Friday, June 26, 2009
I was craving abalone, but did not want to go through a complete abalone fry production. The smaller 7.5 inch abalone was more than enough for a nice sashimi plate, and enough abalone ceviche to last for a couple days as a side dish and snack.
This is the recipe I used as I guide:
1 pound abalone steaks
6 tablespoons fresh lime juice
2 tablespoons safflower oil
1/4 cup green chili sauce
1/2 teaspoon salt
1/4 teaspoon pepper
1 clove garlic, minced
1/2 teaspoon sugar
3 drops Tabasco sauce
1 lime, thinly sliced
fresh coriander sprigs
Pound abalone lightly, then slice into thin strips about 1 inch wide and 1 1/2 inches long. Place in a small glass bowl. Mix together lime juice, oil, chili sauce, salt, pepper, garlic, sugar and Tabasco sauce. Pour this mixture over abalone and mix well. Cover and chill about 4 hours or overnight. At serving time, spoon into an abalone shell or scallop shells and garnish with lime and coriander sprigs. Makes 16.
This was about an hour after low tide. It got worse as the tide came up. I expect conditions to be similar at low tide tomorrow. My take: There will be no actual diving in the cove, but there is an opportunity to pick around the area of the usual rock for 45 minutes either side of the low.
Thursday, June 25, 2009
Doug asks "Have you ever dived around that rock?" "No." I reply.
"Shame on you." he says.
I think I may be ahead of myself. Lets start a little earlier. Doug and I arrived at the cove and were checking out conditions.... We were several hours after the low tide. Wave action was not bad, but an occasional big swell would hammer the cove. Watching one, Doug says "Those will be increasing this afternoon, and that's all we'll see the rest of the month."
A mud line in the water bisected the cove. On this side: brown water and no visibility. On the other side: bluish water, and better(but not great) visibility. "It'll take us five minutes to kick over to the rock. I'll meet you over there." By the time I got my gear on and in the water, he was diving the rock and had his first ab.
He was right. It took five minutes of easy kicking. But I am still ahead of myself.
Earlier in the day I arrived at Sea Ranch, grabbed my gear, and drove to Doug's place. My regular dive buddies had flaked out. Doug is a local, a trophy ab diver, and has been living, working and diving in the area for more than 20 years. He said he would dive with me. I am not sure why. Doug and his wife run a thriving business. He had two appointments before I arrived, and three scheduled after our dive. I had a beer and a nap scheduled after the dive.
This is his Ab and fish cleaning station.
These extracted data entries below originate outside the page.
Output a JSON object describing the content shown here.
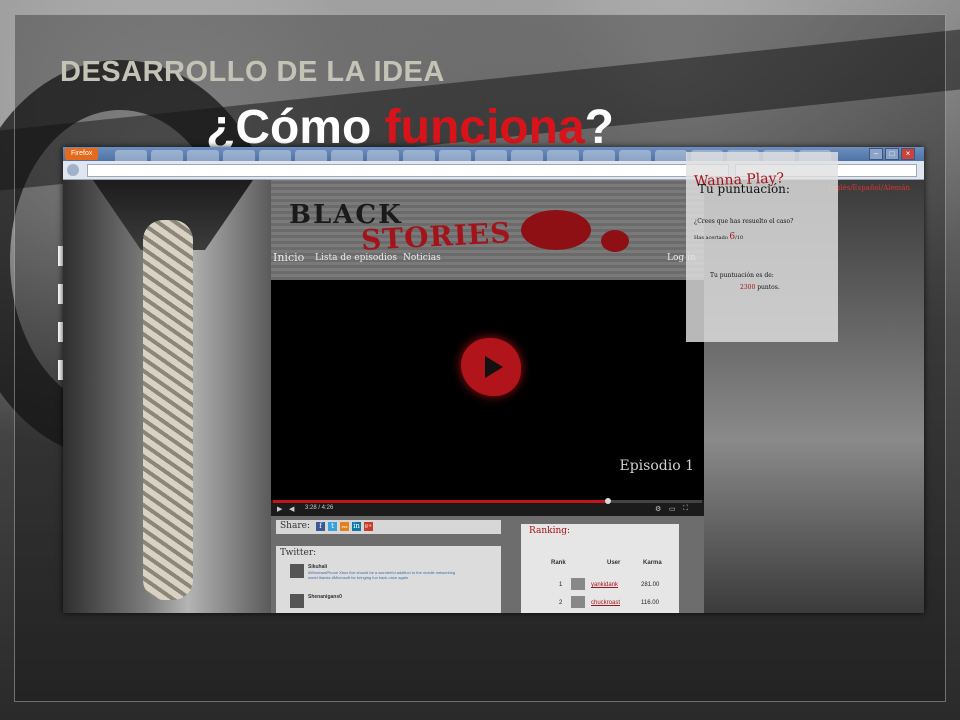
{
  "slide": {
    "title": "DESARROLLO DE LA IDEA",
    "heading_prefix": "¿Cómo ",
    "heading_accent": "funciona",
    "heading_suffix": "?",
    "accent_color": "#d8141a",
    "title_color": "#c5c3b6",
    "bullet_count": 4
  },
  "browser": {
    "firefox_label": "Firefox",
    "window_controls": [
      "–",
      "□",
      "×"
    ]
  },
  "site": {
    "logo_part1": "BLACK",
    "logo_part2": "STORIES",
    "languages": "Inglés/Español/Alemán",
    "nav": {
      "home": "Inicio",
      "episodes": "Lista de episodios",
      "news": "Noticias",
      "login": "Log in"
    },
    "video": {
      "episode_title": "Episodio 1",
      "time": "3:28 / 4:26",
      "progress_fraction": 0.78
    },
    "share": {
      "label": "Share:",
      "icons": [
        "f",
        "t",
        "rss",
        "in",
        "g+"
      ]
    },
    "twitter": {
      "title": "Twitter:",
      "tweets": [
        {
          "user": "Sikuhali",
          "text": "#WindowsPhone Xbox live should be a wonderful addition to the mobile networking world thanks #Microsoft for bringing fun back once again"
        },
        {
          "user": "Shenanigans0",
          "text": ""
        }
      ]
    },
    "ranking": {
      "title": "Ranking:",
      "headers": [
        "Rank",
        "User",
        "Karma"
      ],
      "rows": [
        {
          "rank": "1",
          "user": "yankidank",
          "karma": "281.00"
        },
        {
          "rank": "2",
          "user": "chuckroast",
          "karma": "116.00"
        }
      ]
    },
    "game": {
      "wanna_play": "Wanna Play?",
      "score_title": "Tu puntuación:",
      "question": "¿Crees que has resuelto el caso?",
      "acertado_prefix": "Has acertado ",
      "acertado_value": "6",
      "acertado_suffix": "/10",
      "total_label": "Tu puntuación es de:",
      "points_value": "2300",
      "points_suffix": " puntos."
    }
  }
}
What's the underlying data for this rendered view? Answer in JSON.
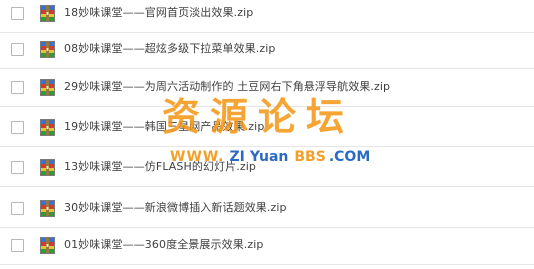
{
  "files": [
    {
      "name": "18妙味课堂——官网首页淡出效果.zip",
      "icon": "zip-archive-icon"
    },
    {
      "name": "08妙味课堂——超炫多级下拉菜单效果.zip",
      "icon": "zip-archive-icon"
    },
    {
      "name": "29妙味课堂——为周六活动制作的 土豆网右下角悬浮导航效果.zip",
      "icon": "zip-archive-icon"
    },
    {
      "name": "19妙味课堂——韩国三星网产品效果.zip",
      "icon": "zip-archive-icon"
    },
    {
      "name": "13妙味课堂——仿FLASH的幻灯片.zip",
      "icon": "zip-archive-icon"
    },
    {
      "name": "30妙味课堂——新浪微博插入新话题效果.zip",
      "icon": "zip-archive-icon"
    },
    {
      "name": "01妙味课堂——360度全景展示效果.zip",
      "icon": "zip-archive-icon"
    }
  ],
  "watermark": {
    "title": "资源论坛",
    "www": "WWW.",
    "zi": "ZI",
    "yuan": "Yuan",
    "bbs": "BBS",
    "com": ".COM"
  },
  "colors": {
    "watermark_orange": "#f59614",
    "watermark_blue": "#145abe",
    "text": "#3f3f3f",
    "row_border": "#e6e6e6"
  }
}
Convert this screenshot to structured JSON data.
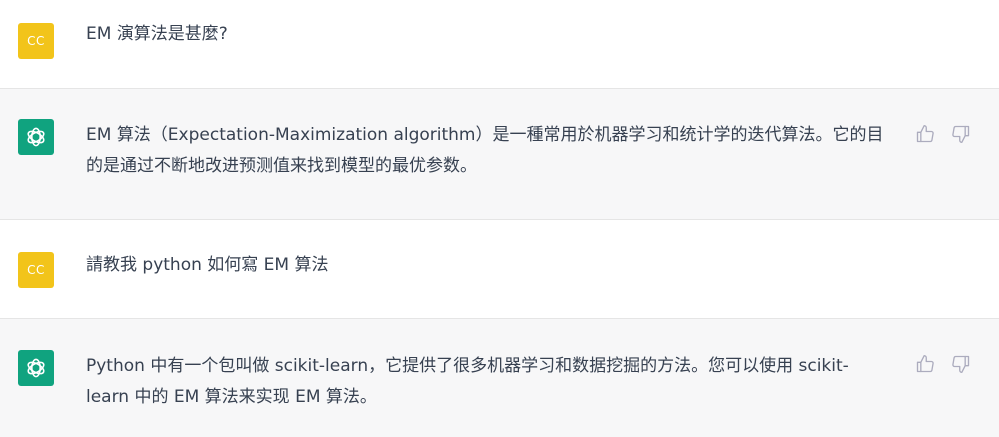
{
  "conversation": [
    {
      "role": "user",
      "avatar_initials": "CC",
      "text": "EM 演算法是甚麼?"
    },
    {
      "role": "assistant",
      "avatar_icon": "openai-logo-icon",
      "text": "EM 算法（Expectation-Maximization algorithm）是一種常用於机器学习和统计学的迭代算法。它的目的是通过不断地改进预测值来找到模型的最优参数。"
    },
    {
      "role": "user",
      "avatar_initials": "CC",
      "text": "請教我 python 如何寫 EM 算法"
    },
    {
      "role": "assistant",
      "avatar_icon": "openai-logo-icon",
      "text": "Python 中有一个包叫做 scikit-learn，它提供了很多机器学习和数据挖掘的方法。您可以使用 scikit-learn 中的 EM 算法来实现 EM 算法。"
    }
  ],
  "actions": {
    "thumbs_up_icon": "thumbs-up-icon",
    "thumbs_down_icon": "thumbs-down-icon"
  },
  "colors": {
    "user_avatar": "#f2c41a",
    "bot_avatar": "#10a37f",
    "assistant_bg": "#f7f7f8",
    "text": "#374151",
    "icon": "#acacbe"
  }
}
It makes Zach's look somewhat... inadequate.
These are some of Doug's trophy 10" plus abs.
These are some of the abalone pearls he has found over the years.
Turns out you have to carefully feel through the abalone guts to find these. God knows how many we have thrown away.
Anyway, back to the cove. Doug got his limit on 9" abs. He needed some for a family barbecue. Like me was looking for meat, not trophies. After getting his limit, he dove along a the base of the rock and came up saying he had never seen anything like this before. When a twenty year trophy ab diver says that, you take note. Now, I am not saying exactly what he saw, but I asked him to go back and take a picture with my Olympus Stylus 1030 SW. This is a picture of what he saw:
Well... more accurately, this is what happens if you take an underwater flash picture in very low visibility conditions. We'll need to come back for a proper photo in better conditions.
The big swells were hitting more frequently, so caution being the better part, we called it a day. Doug was back up the hill and off to his afternoon appointments. I was a bit more lesurely and enjoyed a apres dive Red Seal Ale. And a nap. It was a great dive, and I learned some useful new things about diving the cove.
Sunday, June 21, 2009
Pliny the Elder
... and begin planning the Fall Shag Lake trip. I think Sean wants to retrieve his bottle of The Audacity of Hop.